商檀安一日下班回来,一进屋,绯缡叫他赶紧关门。
“怎么样?”她开心问。
一大幅布帘,悬在半空,恰恰将屋中分,飘飘然与床面齐高,正正好从床上对半穿。
“这……”商檀安转过来瞅绯缡。
“这是我想出来的办法。有了这帘子,等于屋子分成两间小屋,我们一人一半。”要是这帘子是堵实墙,那就相当于他们两个的单人床都挨着同一面墙摆放。
绯缡呼了一口气,她在登陆第一夜占了床,就保证过一定要解决这个民生问题。现在总算解决了。“你今晚不要睡地上了。床上可以分出两个睡袋。”
“……不是睡袋。”商檀安撇向屋中央,那是大床的两个单人被窝。
绯缡兀自高兴,这是她能想出的最好办法了。不是充分信任商檀安的人品,她还不愿意这样呢。
商檀安神色难辨:“这……”他停顿半天,没找到一个适当的词来评价绯缡弄出来的这软装。
当晚,绯缡洗漱后。“我好了,你可以去了。”她朝那半边帘后喊了一声。
“好,就来。”商檀安如往常一样答。
那布帘将整间屋分割得十分逼仄。但既然已将地盘划分明确,绯缡自然不会掀帘去瞅商檀安在那半间做啥。等商檀安撩开布帘,她坐在床沿。两人互瞅了一眼,顿时感觉比往日莫名多了生分。

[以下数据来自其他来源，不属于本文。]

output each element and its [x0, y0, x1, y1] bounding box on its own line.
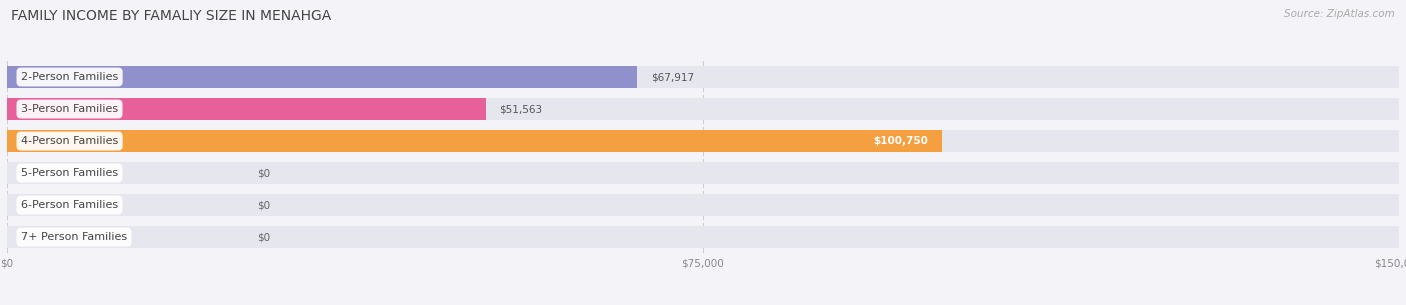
- Text: 3-Person Families: 3-Person Families: [21, 104, 118, 114]
- Text: 6-Person Families: 6-Person Families: [21, 200, 118, 210]
- Text: $100,750: $100,750: [873, 136, 928, 146]
- Bar: [7, 98, 485, 120]
- Text: 2-Person Families: 2-Person Families: [21, 72, 118, 82]
- Bar: [7, 162, 1399, 184]
- Bar: [7, 194, 1399, 216]
- Text: 5-Person Families: 5-Person Families: [21, 168, 118, 178]
- Text: Source: ZipAtlas.com: Source: ZipAtlas.com: [1284, 9, 1395, 19]
- Bar: [7, 130, 1399, 152]
- Text: $67,917: $67,917: [651, 72, 695, 82]
- Text: 4-Person Families: 4-Person Families: [21, 136, 118, 146]
- Text: FAMILY INCOME BY FAMALIY SIZE IN MENAHGA: FAMILY INCOME BY FAMALIY SIZE IN MENAHGA: [11, 9, 332, 23]
- Text: $51,563: $51,563: [499, 104, 543, 114]
- Text: 7+ Person Families: 7+ Person Families: [21, 232, 127, 242]
- Bar: [7, 130, 942, 152]
- Text: $0: $0: [257, 200, 271, 210]
- Text: $0: $0: [257, 232, 271, 242]
- Bar: [7, 226, 1399, 248]
- Bar: [7, 66, 1399, 88]
- Text: $0: $0: [257, 168, 271, 178]
- Bar: [7, 98, 1399, 120]
- Bar: [7, 66, 637, 88]
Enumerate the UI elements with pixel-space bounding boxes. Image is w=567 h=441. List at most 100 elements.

绯缡弯唇笑了笑。有些歉意,她也没办法,房屋布局就是这样,改动不了,现如今那简易洗漱间只好划在她这半边。
等商檀安进去洗漱了,她便上了床。当然,她放弃了睡惯的双人被窝,主动缩进了一侧的单人小被窝。
叹一声,闭上眼。
过不多时,商檀安洗漱完,屋中已寂静无声。他下意识地囫囵瞄了一眼,立刻照老规矩熄了灯,轻手轻脚走到布帘边,撩起少许,猫腰钻了过去。

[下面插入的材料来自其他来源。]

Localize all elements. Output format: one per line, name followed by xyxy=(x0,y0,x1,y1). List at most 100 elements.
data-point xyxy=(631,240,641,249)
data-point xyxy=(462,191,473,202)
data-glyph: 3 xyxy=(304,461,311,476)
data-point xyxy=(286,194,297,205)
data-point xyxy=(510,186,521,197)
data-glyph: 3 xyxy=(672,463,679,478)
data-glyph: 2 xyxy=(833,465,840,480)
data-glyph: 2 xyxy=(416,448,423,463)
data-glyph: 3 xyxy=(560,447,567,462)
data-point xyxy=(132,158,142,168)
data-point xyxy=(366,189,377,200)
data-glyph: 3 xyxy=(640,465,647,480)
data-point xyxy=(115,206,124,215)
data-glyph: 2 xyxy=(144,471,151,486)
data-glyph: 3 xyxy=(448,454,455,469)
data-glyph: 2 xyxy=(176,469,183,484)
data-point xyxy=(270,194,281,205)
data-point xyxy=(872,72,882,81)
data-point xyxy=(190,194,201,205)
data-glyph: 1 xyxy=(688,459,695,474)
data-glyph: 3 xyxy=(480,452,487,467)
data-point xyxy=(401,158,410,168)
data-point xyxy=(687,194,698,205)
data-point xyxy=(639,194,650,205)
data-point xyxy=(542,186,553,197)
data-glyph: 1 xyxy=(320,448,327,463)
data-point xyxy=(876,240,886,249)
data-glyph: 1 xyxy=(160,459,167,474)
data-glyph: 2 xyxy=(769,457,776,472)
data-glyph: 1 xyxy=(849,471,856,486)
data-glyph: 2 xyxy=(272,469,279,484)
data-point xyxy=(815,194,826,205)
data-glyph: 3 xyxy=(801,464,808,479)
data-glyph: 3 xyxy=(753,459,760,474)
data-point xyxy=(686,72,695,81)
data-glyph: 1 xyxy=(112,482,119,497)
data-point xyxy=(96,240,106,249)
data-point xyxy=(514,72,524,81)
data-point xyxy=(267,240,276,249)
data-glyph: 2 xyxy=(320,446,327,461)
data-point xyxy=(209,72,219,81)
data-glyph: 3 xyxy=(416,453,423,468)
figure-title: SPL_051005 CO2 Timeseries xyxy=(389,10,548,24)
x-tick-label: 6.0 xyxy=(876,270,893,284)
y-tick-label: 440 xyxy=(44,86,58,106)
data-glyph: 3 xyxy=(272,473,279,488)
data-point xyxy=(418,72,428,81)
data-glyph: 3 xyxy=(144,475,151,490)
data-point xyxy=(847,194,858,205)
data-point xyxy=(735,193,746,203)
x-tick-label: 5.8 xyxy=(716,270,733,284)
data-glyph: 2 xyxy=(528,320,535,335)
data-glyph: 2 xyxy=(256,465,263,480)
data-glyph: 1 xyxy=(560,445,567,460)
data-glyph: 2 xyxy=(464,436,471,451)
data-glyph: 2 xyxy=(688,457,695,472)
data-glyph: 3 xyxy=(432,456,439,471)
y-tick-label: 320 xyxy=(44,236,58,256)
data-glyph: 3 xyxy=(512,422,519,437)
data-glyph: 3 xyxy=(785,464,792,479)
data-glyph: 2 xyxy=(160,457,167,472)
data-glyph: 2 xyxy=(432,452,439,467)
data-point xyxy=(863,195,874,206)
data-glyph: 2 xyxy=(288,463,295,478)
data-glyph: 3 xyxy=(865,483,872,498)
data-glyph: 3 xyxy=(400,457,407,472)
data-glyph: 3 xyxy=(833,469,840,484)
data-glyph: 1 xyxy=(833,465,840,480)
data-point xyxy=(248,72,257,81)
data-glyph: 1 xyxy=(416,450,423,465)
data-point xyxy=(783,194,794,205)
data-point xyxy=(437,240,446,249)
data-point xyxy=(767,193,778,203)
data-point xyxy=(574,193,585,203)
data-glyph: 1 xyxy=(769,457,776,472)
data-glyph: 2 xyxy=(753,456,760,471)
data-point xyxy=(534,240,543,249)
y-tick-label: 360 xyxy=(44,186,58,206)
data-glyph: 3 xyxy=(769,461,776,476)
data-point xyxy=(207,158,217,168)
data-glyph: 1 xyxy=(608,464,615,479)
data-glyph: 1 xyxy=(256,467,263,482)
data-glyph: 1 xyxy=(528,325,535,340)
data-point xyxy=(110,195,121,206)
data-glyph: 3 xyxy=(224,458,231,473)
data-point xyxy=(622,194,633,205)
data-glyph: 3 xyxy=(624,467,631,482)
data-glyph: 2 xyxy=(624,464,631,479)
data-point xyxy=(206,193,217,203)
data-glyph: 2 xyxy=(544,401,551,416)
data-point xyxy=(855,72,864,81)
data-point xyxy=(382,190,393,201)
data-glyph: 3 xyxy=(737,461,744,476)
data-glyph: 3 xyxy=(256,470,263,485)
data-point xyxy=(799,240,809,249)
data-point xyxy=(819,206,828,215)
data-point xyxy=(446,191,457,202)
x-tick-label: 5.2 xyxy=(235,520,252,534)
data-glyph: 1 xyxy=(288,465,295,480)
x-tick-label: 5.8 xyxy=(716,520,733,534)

月光洒进来。以前能将半间屋子映得很清亮,现在有了那碍事的布帘,不是影影憧憧就是乌灰乌灰的。
绯缡听见细碎的钻进睡袋的声音,和以前的每个夜晚一样。
帘布轻轻地稳稳地垂在她背后,边缘陷在两个单人被窝的中缝间。
这个作品不讨喜。绯缡无奈地估摸着,白费她构思好一番。
过了一阵,她只好睁开眼睛:“你一直睡地上,身体出了问题,怎么办?”
“哦……我以为你睡了。”商檀安回答得很凌乱,似乎极短促地笑了一下,“没事的。”
“嗯。”
屋中又寂静地过了一阵。
“绯缡,”商檀安的嗓子已经被这段间隙充分地静置过了,话语清晰而温和,“我睡地上很习惯,我说过你不用过意不去,真的有问题时会和你商量的。”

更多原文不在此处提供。